Construction began under the direction of the engineer Siméon Garangeau. The fort was still under construction in at the time of the British attack on Saint-Malo in November 1693. When an Anglo-Dutch force attacked Saint-Malo again in 1695, the fort helped repel the attack.

The fort consists of a horseshoe-shaped battery on the seaward side that has 19 embrasures for guns. In 1695 it held nine guns; two years later it was armed with 15 guns, including four 48-pounders and six 36-pounders, as well as two mortars. A garrison of 177 soldiers defended the fort and served its guns. On the landward side the fort consisted of two half-bastions that flank the entrance, which is a few metres above the level of the rocks. The bastions are loopholed for muskets to enable the defenders to resist attempts to scale the defences. Several different plans were advanced for a demi-lune outwork in front of the entrance but in the end none was built. Cross-fire from Petit Bé and Fort Harbourg in Dinard protected the estuary of the Rance. The fort was finally finished in 1707.

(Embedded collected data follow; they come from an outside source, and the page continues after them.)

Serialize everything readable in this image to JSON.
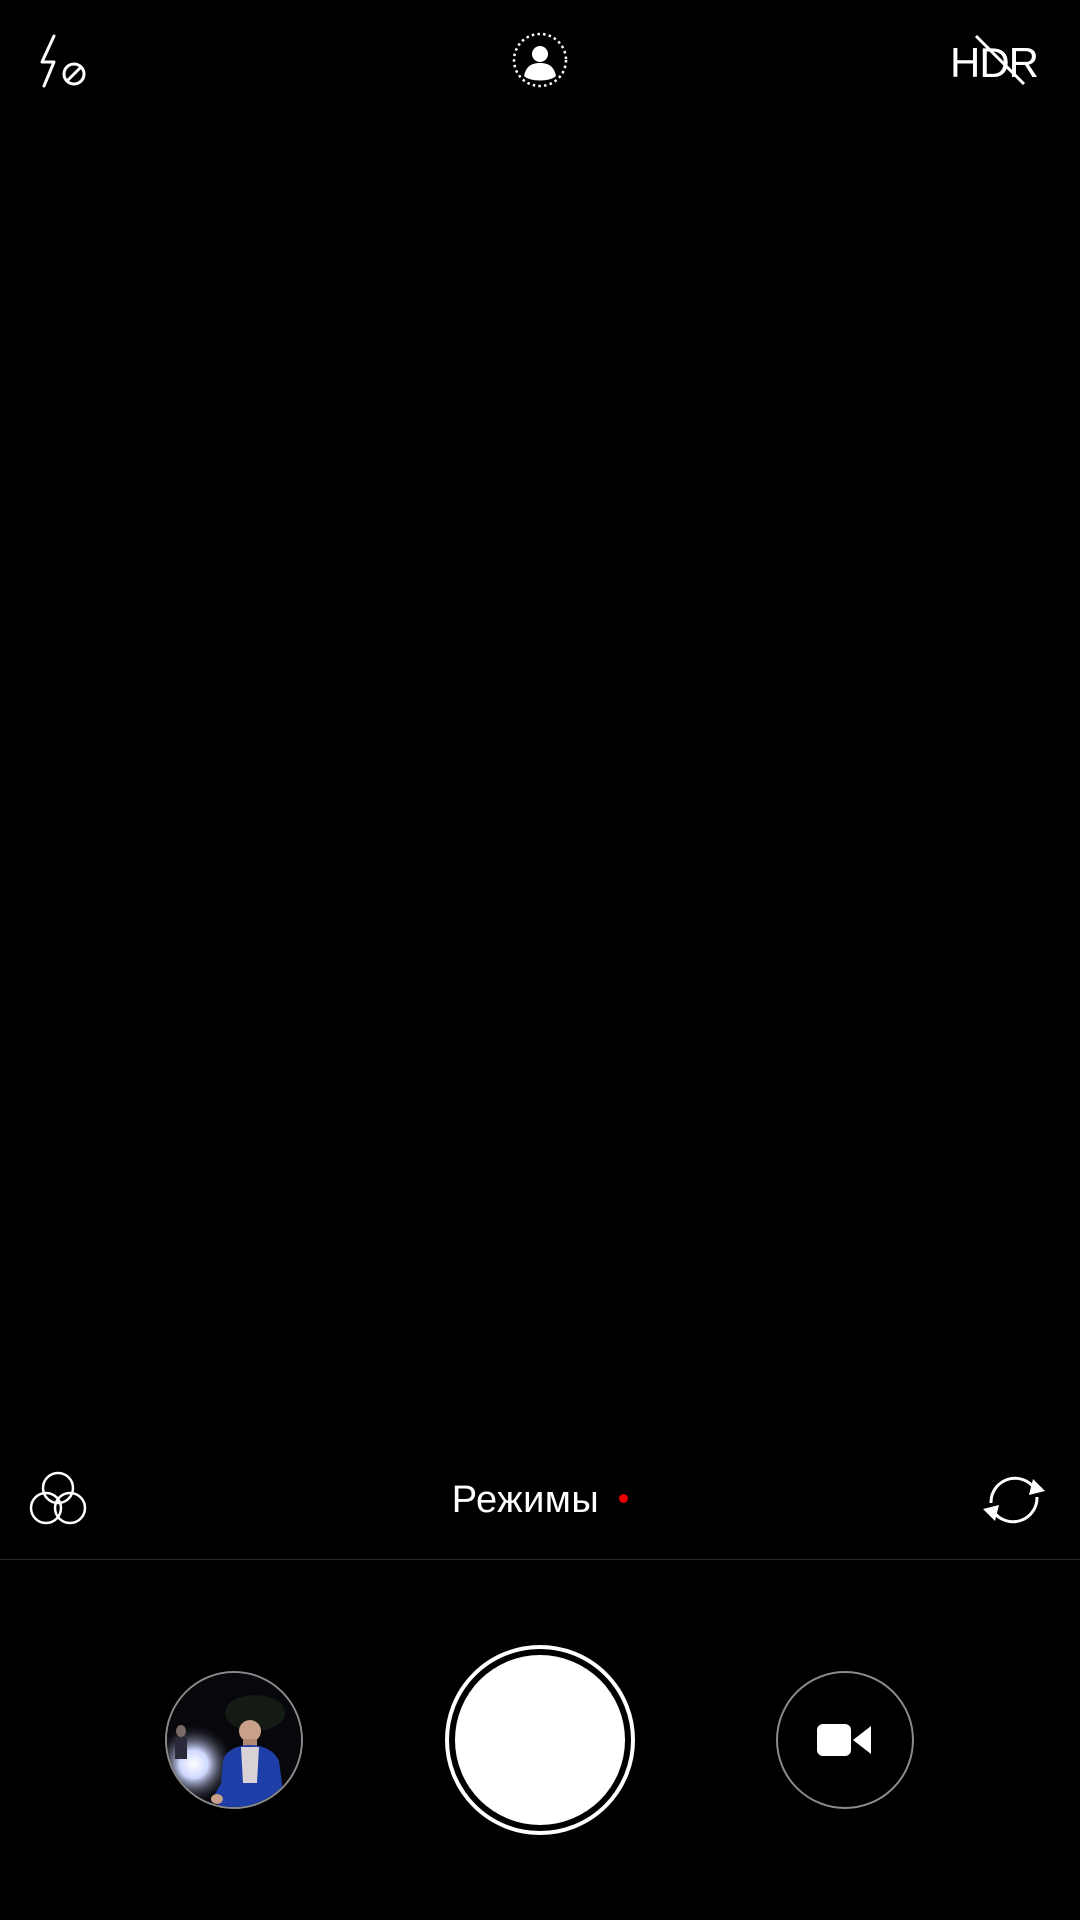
{
  "top_bar": {
    "flash_icon": "flash-off-icon",
    "beauty_icon": "portrait-beauty-icon",
    "hdr_label": "HDR",
    "hdr_state": "off"
  },
  "controls": {
    "filters_icon": "filters-icon",
    "modes_label": "Режимы",
    "modes_badge_color": "#e60000",
    "switch_icon": "camera-switch-icon"
  },
  "bottom_bar": {
    "gallery_icon": "gallery-thumbnail",
    "shutter_icon": "shutter-button",
    "video_icon": "video-camera-icon"
  },
  "colors": {
    "background": "#000000",
    "foreground": "#ffffff",
    "ring": "#8a8a8a",
    "accent": "#e60000"
  }
}
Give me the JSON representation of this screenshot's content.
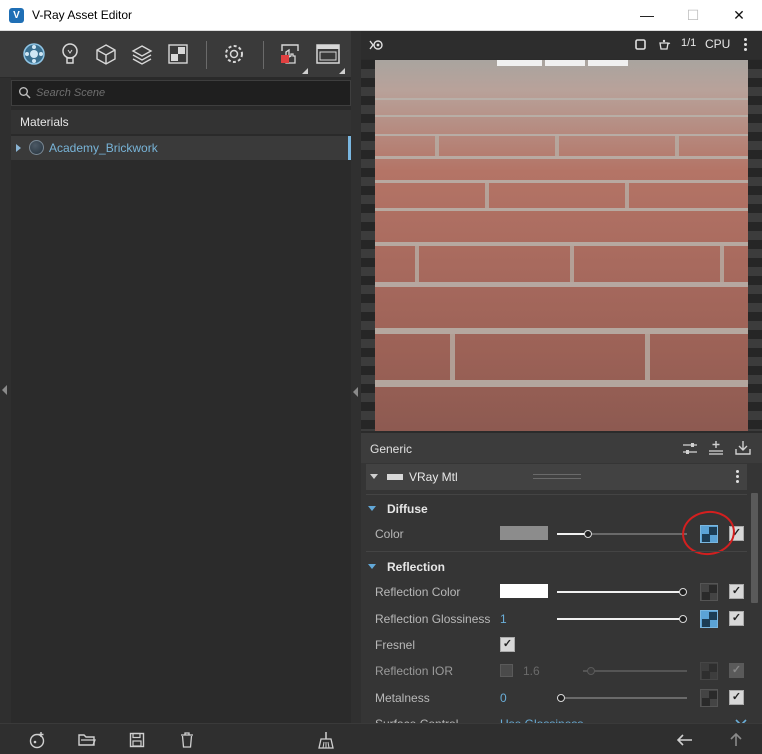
{
  "window": {
    "title": "V-Ray Asset Editor",
    "app_icon_glyph": "V",
    "minimize_glyph": "—",
    "maximize_glyph": "☐",
    "close_glyph": "✕"
  },
  "toolbar": {
    "icons": [
      "materials-icon",
      "lights-icon",
      "geometry-icon",
      "layers-icon",
      "textures-icon",
      "settings-icon",
      "render-interactive-icon",
      "frame-buffer-icon"
    ]
  },
  "search": {
    "placeholder": "Search Scene"
  },
  "materials": {
    "header": "Materials",
    "items": [
      {
        "name": "Academy_Brickwork"
      }
    ]
  },
  "preview_toolbar": {
    "render_mode_icon": "preview-scene-icon",
    "ratio_label": "1/1",
    "engine_label": "CPU"
  },
  "properties": {
    "generic_label": "Generic",
    "material_type": "VRay Mtl",
    "diffuse": {
      "section_label": "Diffuse",
      "color_label": "Color",
      "color_value": "#8c8c8c"
    },
    "reflection": {
      "section_label": "Reflection",
      "reflection_color_label": "Reflection Color",
      "reflection_color_value": "#ffffff",
      "reflection_glossiness_label": "Reflection Glossiness",
      "reflection_glossiness_value": "1",
      "fresnel_label": "Fresnel",
      "reflection_ior_label": "Reflection IOR",
      "reflection_ior_value": "1.6",
      "metalness_label": "Metalness",
      "metalness_value": "0",
      "surface_control_label": "Surface Control",
      "surface_control_value": "Use Glossiness"
    }
  },
  "colors": {
    "accent": "#5ba3d6",
    "highlight_circle": "#d41f1f",
    "link_text": "#78b4d8"
  }
}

The French army occupied the fort until 1885. Later, the army turned the fort over to the city of Saint-Malo. It became a Monument historique in 1921, but was neglected until 2000, when the city gave it to a non-profit organization rent-free to renovate it and prepare it for tourism. Under the direction of Alain-Etienne Marcel, the fort has been restored. Brush was removed from the embrasures, some of which received period cannons. The cistern had to be emptied of garbage and it now retains storm water fed into it from the restored roof of the barracks building.